I don’t think she means to be a mentor at the beginning, but Joanna moves her in that way. Sigourney and I discussed this extensively and we wanted to get intimate with the character, but never sentimental. The scene where Joanna goes to see Margaret at her home is a good example of that. There is a lot of comparison with The Devil Wears Prada. As odd as it may sound, I never saw the film. Sigourney saw it and wanted to go in a different direction and not make the character one-dimensional. There is a little arc to her character and I like that.

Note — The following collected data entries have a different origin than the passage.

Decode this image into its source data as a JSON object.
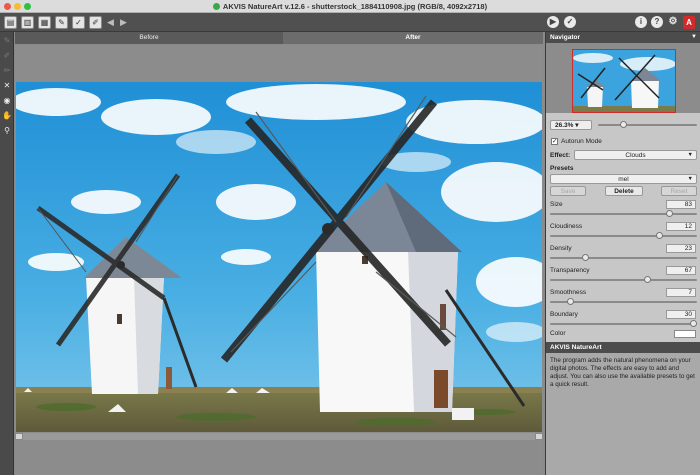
{
  "window": {
    "title": "AKVIS NatureArt v.12.6 - shutterstock_1884110908.jpg (RGB/8, 4092x2718)"
  },
  "tabs": {
    "before": "Before",
    "after": "After"
  },
  "navigator": {
    "header": "Navigator",
    "zoom": "26.3%"
  },
  "settings": {
    "autorun_label": "Autorun Mode",
    "autorun_checked": true,
    "effect_label": "Effect:",
    "effect_value": "Clouds",
    "presets_label": "Presets",
    "preset_value": "mel",
    "save_label": "Save",
    "delete_label": "Delete",
    "reset_label": "Reset",
    "params": [
      {
        "label": "Size",
        "value": "83",
        "level": 0.83
      },
      {
        "label": "Cloudiness",
        "value": "12",
        "level": 0.76
      },
      {
        "label": "Density",
        "value": "23",
        "level": 0.23
      },
      {
        "label": "Transparency",
        "value": "67",
        "level": 0.67
      },
      {
        "label": "Smoothness",
        "value": "7",
        "level": 0.12
      },
      {
        "label": "Boundary",
        "value": "30",
        "level": 1.0
      }
    ],
    "color_label": "Color",
    "color_value": "#ffffff"
  },
  "help": {
    "title": "AKVIS NatureArt",
    "text": "The program adds the natural phenomena on your digital photos. The effects are easy to add and adjust. You can also use the available presets to get a quick result."
  },
  "icons": {
    "toolbar": [
      "open-icon",
      "save-icon",
      "save-as-icon",
      "print-icon",
      "share-icon",
      "batch-icon",
      "undo-icon",
      "redo-icon",
      "run-icon",
      "apply-icon",
      "info-icon",
      "help-icon",
      "settings-icon",
      "akvis-icon"
    ],
    "tools": [
      "brush-icon",
      "eraser-icon",
      "blur-icon",
      "transform-icon",
      "eyedropper-icon",
      "hand-icon",
      "zoom-icon"
    ]
  },
  "colors": {
    "panel": "#c7c7c7",
    "toolbar": "#505050",
    "accent_red": "#d22a2a",
    "sky": "#3ba3dd"
  }
}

The film features a running commentary about the relationship between art and commerce. You’ve done some films with Hollywood recently and you’re working with big stars like Sigourney Weaver here and Reese Witherspoon in The Good Lie. How has working with the more “commercial side” of film influenced your relationship with artistic and commercial dynamics of film?
It’s an “after the fact” discussion. Monsieur Lazhar, which is my biggest worldwide box office success, is nothing of a commercial film. The actors are not known; there are no stars. The premise of the film is that a refugee from Algeria replaces a teacher who committed suicide in the classroom. That’s certainly not the makings for a commercial film and it became a worldwide hit and a big commercial hit in Canada. When I did My Internship in Canada with Patrick Huard, a comedy that I like very much, I thought that would be a commercial film. It completely failed at the box office. There’s no recipe and I think the only way to go about it is to go along with something that inspires me.
I try not to think about a film being commercial or not, but when the budget is high, you certainly feel pressure to make it more “accessible.” I don’t really know what that means, to be honest, and I always get a comment like, “You should do this or maybe it’s a bit too edgy.” We had one conversation for this film. People asked, “Who is going to see a movie about literature?” It’s not about literature. It’s about the moment in life where you need to make a decision and step up. That discussion of this dynamic is always part of our industry, but it’s impalpable. We can have a conversation clearly after the fact, but not before the fact.
How has the journey been on the film festival circuit with My Salinger Year? It opened Berlin, which was one of the last major festivals to run in person before things shut down, and has now been touring Canada mostly in virtual festivals.
It would be tough if it was my first film, but it’s my eighth feature. I’ve experienced all kinds of releases. I can count my blessings that this was shown in front of an audience of 2000+ what feels like six years ago. We were very grateful for that before the universe closed. If there is a certain level of frustration, I’m not the only one. What’s frustrating in Quebec is that we closed down theatres when theatres had no cases.
Theatres were very safe and following the protocols. It’s possible for us to go shopping at the department store and with dozens of people around you, but you can’t go to the movie theatre with only 30% attendance. I don’t understand that. I think they needed to show that they were doing something about COVID and they sacrificed theatres and cinemas. We know that the core of the problem was not that. I’m frustrated, but when you think about the plays and dance shows that were cancelled, I can’t complain. I had a nice run in Berlin. The important thing is that this little film finds its audience whether online or in theaters.